All’interno della prima età imperiale, la scelta dell’impero di Claudio presenta particolari vantaggi: è un’epoca abbastanza tranquilla perché ci si possa occupare di drammi privati invece che di tragedie pubbliche (come sarebbe stata l’età di Caligola o Nerone); possono essere introdotte le comunità cristiane (in Mors tua) ed ebraiche (in In corpore sano) senza la drammaticità delle persecuzioni, per cui sono solo osservate con la curiosità che ispira il diverso, a metà fra ammirazione e disprezzo, da parte dei protagonisti e forse dell’autrice; sono abbastanza vicini i tempi repubblicani perché se ne serbi il ricordo o la nostalgia (vedi i circoli stoici di Mors tua), così come drammatiche vicende quali l’eccidio della Selva di Teutoburgo (in Cave canem), e persino la guerra di Spartaco (ricordata con orgoglio da uno schiavo discendente da uno dei ribelli sempre in Cave canem); Messalina fornisce pettegolezzi alle matrone e avventure erotiche ai protagonisti, mentre Seneca, la cui presenza sarebbe scomoda da gestire, è opportunamente in esilio in Corsica.
Il detective è un senatore epicureo, gaudente e buonista; gli fa da spalla Castore, prima schiavo poi liberto: scanzonato e donnaiolo, non è certo uno Watson o un Hastings, quanto piuttosto un Archie Goodwin, anche per la dipendenza che lo lega al padrone/patrono come Archie dipende da Nero Wolfe; ma il modello fondamentale è sicuramente il servus callidus plautino.
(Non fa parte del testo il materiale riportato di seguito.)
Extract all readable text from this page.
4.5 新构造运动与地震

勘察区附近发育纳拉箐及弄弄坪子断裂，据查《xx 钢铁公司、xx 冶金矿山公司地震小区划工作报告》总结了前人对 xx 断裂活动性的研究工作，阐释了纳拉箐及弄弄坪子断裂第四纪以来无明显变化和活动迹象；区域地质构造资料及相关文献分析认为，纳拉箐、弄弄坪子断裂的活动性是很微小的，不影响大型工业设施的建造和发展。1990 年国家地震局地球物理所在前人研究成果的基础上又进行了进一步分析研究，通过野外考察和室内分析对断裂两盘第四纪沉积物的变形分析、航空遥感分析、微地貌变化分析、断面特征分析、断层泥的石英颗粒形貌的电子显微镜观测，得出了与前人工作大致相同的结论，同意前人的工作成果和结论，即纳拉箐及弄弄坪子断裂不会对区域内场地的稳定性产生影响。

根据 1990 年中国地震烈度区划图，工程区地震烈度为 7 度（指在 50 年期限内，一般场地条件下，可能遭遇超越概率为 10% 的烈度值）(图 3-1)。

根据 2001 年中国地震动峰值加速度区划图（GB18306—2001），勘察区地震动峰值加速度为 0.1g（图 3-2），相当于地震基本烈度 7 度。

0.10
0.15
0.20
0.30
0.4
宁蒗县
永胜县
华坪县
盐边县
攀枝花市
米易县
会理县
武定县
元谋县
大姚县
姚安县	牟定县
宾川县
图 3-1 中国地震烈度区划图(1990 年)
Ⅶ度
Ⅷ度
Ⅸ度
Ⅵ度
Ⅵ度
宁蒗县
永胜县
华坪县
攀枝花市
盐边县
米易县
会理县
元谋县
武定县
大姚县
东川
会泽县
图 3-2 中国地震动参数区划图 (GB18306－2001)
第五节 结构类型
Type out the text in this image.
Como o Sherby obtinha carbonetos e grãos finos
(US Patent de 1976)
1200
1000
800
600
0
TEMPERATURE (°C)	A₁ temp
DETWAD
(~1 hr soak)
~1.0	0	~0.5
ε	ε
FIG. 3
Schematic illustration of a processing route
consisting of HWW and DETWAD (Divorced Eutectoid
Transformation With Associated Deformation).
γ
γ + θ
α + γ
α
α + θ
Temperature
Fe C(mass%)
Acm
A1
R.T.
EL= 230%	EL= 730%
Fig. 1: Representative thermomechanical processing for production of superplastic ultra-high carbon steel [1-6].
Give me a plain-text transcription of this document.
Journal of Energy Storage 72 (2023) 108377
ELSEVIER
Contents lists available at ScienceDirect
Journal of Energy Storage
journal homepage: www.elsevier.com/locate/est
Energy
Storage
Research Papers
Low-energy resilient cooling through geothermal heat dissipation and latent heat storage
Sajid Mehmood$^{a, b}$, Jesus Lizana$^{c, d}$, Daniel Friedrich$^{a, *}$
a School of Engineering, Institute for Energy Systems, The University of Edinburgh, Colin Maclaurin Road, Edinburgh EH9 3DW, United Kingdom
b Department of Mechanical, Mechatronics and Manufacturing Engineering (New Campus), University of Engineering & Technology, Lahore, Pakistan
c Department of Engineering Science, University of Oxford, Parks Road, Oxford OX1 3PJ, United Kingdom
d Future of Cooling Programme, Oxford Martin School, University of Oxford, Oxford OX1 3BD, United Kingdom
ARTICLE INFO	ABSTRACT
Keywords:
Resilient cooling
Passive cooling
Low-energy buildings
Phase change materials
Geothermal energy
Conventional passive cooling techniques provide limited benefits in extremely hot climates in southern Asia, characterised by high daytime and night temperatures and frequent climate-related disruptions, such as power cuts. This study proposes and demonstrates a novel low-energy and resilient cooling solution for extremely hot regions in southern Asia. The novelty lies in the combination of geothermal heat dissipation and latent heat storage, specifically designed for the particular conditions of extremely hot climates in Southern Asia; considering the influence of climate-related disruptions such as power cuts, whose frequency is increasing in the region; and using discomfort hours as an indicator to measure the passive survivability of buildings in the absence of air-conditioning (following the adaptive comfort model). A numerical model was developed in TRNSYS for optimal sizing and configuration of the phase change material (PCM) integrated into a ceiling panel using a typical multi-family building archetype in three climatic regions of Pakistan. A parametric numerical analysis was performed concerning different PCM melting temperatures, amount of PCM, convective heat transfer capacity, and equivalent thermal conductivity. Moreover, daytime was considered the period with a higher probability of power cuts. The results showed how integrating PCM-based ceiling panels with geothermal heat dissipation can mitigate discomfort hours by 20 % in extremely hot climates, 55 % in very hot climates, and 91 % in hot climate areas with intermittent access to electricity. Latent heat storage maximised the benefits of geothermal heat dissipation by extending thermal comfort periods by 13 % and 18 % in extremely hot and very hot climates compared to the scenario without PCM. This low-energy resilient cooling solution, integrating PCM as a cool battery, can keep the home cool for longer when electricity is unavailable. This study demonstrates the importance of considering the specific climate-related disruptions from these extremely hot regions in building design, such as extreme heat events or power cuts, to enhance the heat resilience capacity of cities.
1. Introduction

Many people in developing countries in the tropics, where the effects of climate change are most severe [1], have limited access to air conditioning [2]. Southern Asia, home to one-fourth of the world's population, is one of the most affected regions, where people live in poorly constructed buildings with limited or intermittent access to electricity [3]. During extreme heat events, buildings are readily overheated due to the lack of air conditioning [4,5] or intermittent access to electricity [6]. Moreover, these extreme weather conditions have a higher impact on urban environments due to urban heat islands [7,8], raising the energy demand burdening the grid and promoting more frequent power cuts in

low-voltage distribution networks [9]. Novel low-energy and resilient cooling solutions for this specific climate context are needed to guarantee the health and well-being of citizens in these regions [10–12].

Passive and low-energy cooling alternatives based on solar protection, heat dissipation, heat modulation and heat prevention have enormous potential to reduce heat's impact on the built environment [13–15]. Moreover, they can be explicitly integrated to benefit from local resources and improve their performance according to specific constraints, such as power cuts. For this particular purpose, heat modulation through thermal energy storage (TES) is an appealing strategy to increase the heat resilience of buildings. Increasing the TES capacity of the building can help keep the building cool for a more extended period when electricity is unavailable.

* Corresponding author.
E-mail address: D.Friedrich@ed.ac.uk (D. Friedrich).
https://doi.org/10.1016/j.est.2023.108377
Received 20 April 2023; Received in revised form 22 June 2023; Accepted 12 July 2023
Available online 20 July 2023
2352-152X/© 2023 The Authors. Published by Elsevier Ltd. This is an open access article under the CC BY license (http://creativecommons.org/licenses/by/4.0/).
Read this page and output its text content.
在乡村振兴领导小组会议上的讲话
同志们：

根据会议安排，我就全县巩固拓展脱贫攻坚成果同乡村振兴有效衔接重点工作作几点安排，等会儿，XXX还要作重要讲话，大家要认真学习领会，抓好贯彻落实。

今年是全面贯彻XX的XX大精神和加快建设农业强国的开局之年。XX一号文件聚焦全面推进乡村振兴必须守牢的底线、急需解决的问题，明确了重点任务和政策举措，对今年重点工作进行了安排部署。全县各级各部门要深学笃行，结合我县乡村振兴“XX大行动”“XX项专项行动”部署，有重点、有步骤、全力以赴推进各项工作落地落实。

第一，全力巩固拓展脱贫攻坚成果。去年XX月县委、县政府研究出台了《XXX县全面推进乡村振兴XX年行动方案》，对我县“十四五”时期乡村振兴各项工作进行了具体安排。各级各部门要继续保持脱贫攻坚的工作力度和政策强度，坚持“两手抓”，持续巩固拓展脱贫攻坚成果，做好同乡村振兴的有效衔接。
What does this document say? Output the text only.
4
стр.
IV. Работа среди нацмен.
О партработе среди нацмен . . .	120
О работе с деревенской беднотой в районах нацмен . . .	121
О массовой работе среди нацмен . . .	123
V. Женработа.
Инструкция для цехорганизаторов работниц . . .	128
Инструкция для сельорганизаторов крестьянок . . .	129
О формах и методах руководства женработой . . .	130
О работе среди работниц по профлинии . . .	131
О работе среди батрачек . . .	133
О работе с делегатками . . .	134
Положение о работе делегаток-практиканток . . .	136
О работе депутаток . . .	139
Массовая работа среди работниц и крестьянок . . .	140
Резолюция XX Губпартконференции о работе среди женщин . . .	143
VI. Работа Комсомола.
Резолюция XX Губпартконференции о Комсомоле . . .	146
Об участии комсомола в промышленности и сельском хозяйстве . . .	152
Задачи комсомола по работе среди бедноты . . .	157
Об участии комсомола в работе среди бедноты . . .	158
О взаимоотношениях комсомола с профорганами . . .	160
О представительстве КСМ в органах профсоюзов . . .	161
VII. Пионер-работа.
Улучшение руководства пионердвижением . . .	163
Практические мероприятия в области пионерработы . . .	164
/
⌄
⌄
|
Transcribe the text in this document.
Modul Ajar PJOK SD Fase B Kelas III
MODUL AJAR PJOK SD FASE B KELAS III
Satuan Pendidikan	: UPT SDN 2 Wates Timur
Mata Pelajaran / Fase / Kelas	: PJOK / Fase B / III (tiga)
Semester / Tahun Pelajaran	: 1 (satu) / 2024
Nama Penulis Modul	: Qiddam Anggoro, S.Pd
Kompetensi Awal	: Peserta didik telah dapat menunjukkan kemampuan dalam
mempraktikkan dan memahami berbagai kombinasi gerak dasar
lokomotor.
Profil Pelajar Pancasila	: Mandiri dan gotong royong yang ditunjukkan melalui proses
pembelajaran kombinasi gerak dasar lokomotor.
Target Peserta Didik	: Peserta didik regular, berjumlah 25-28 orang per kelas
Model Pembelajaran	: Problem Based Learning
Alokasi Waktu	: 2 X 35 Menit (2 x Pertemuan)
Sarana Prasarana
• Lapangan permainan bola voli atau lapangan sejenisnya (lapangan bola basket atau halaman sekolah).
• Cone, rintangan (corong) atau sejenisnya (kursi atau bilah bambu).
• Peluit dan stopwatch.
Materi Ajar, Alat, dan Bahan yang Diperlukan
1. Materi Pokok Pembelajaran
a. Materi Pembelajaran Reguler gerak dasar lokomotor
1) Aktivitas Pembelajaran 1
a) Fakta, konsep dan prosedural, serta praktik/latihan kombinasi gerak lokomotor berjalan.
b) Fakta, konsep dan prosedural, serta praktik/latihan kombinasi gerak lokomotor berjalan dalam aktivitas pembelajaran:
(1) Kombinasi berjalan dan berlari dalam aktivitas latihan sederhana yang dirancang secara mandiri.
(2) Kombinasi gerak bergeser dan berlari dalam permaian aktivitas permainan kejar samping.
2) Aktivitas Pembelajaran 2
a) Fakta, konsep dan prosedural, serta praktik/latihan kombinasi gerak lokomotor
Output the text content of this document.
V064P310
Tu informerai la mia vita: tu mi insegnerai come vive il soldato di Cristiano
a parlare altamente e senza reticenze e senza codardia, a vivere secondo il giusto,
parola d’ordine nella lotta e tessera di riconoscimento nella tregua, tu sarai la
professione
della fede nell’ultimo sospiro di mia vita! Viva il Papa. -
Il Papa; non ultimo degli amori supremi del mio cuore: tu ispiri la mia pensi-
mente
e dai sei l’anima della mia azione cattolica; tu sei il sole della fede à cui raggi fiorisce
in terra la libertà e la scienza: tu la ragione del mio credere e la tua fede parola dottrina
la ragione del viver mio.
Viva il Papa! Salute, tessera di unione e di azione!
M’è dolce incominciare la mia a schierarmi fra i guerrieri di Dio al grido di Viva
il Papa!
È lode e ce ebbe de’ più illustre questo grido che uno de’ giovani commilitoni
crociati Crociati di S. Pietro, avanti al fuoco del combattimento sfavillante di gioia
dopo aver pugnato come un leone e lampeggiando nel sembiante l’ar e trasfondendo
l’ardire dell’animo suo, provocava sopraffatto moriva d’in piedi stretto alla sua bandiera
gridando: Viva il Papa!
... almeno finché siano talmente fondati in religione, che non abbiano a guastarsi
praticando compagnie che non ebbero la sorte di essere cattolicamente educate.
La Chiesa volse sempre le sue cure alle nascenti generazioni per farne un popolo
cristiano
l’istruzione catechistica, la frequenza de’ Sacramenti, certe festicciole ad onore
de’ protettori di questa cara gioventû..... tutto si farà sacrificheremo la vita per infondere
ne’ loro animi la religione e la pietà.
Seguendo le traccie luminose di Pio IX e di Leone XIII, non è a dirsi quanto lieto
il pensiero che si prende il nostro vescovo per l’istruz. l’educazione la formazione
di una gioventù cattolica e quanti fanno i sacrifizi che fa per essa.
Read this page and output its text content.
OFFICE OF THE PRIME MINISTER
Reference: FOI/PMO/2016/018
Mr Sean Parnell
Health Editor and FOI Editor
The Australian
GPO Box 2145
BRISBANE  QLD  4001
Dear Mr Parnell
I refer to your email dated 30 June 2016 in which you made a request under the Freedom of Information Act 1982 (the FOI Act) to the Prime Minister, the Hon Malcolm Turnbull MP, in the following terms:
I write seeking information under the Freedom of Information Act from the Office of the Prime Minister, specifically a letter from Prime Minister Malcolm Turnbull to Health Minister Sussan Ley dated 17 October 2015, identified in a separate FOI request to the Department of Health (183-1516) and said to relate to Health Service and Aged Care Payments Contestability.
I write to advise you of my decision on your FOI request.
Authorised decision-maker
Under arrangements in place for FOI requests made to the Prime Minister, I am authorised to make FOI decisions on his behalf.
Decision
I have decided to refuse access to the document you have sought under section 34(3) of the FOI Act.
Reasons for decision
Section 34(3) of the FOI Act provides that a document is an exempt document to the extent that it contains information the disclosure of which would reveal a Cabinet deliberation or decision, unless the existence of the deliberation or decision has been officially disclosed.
Un’altra spalla è una matrona, Pomponia, straripante come mole e affetti, ma soprattutto in grado di sapere tutti i segreti di Roma, modellata, si direbbe, su Ariadne Oliver, occasionale spalla di Poirot. L’ambientazione è discretamente curata, con frequenti riferimenti ad aneddoti o citazioni che dovrebbero rassicurare il lettore, a volte un po’ scoperti e ingenui; anche le frasi celebri che forniscono i titoli non sono sempre legate strettamente alla storia (le più centrate sono In corpore sano, dato che la protagonista è una donna con ambizioni mediche, e Morituri te salutant, perché l’ambiente è quello gladiatorio). L’intrigo giallo è generalmente buono, vario, con colpi di scena inaspettati e un parco utilizzo di elementi topici: ad esempio il messaggio in punto di morte in In corpore sano (un classico di Ellery Queen) o la filastrocca corrispondente ai delitti in Cave canem (un classico di Agatha Christie).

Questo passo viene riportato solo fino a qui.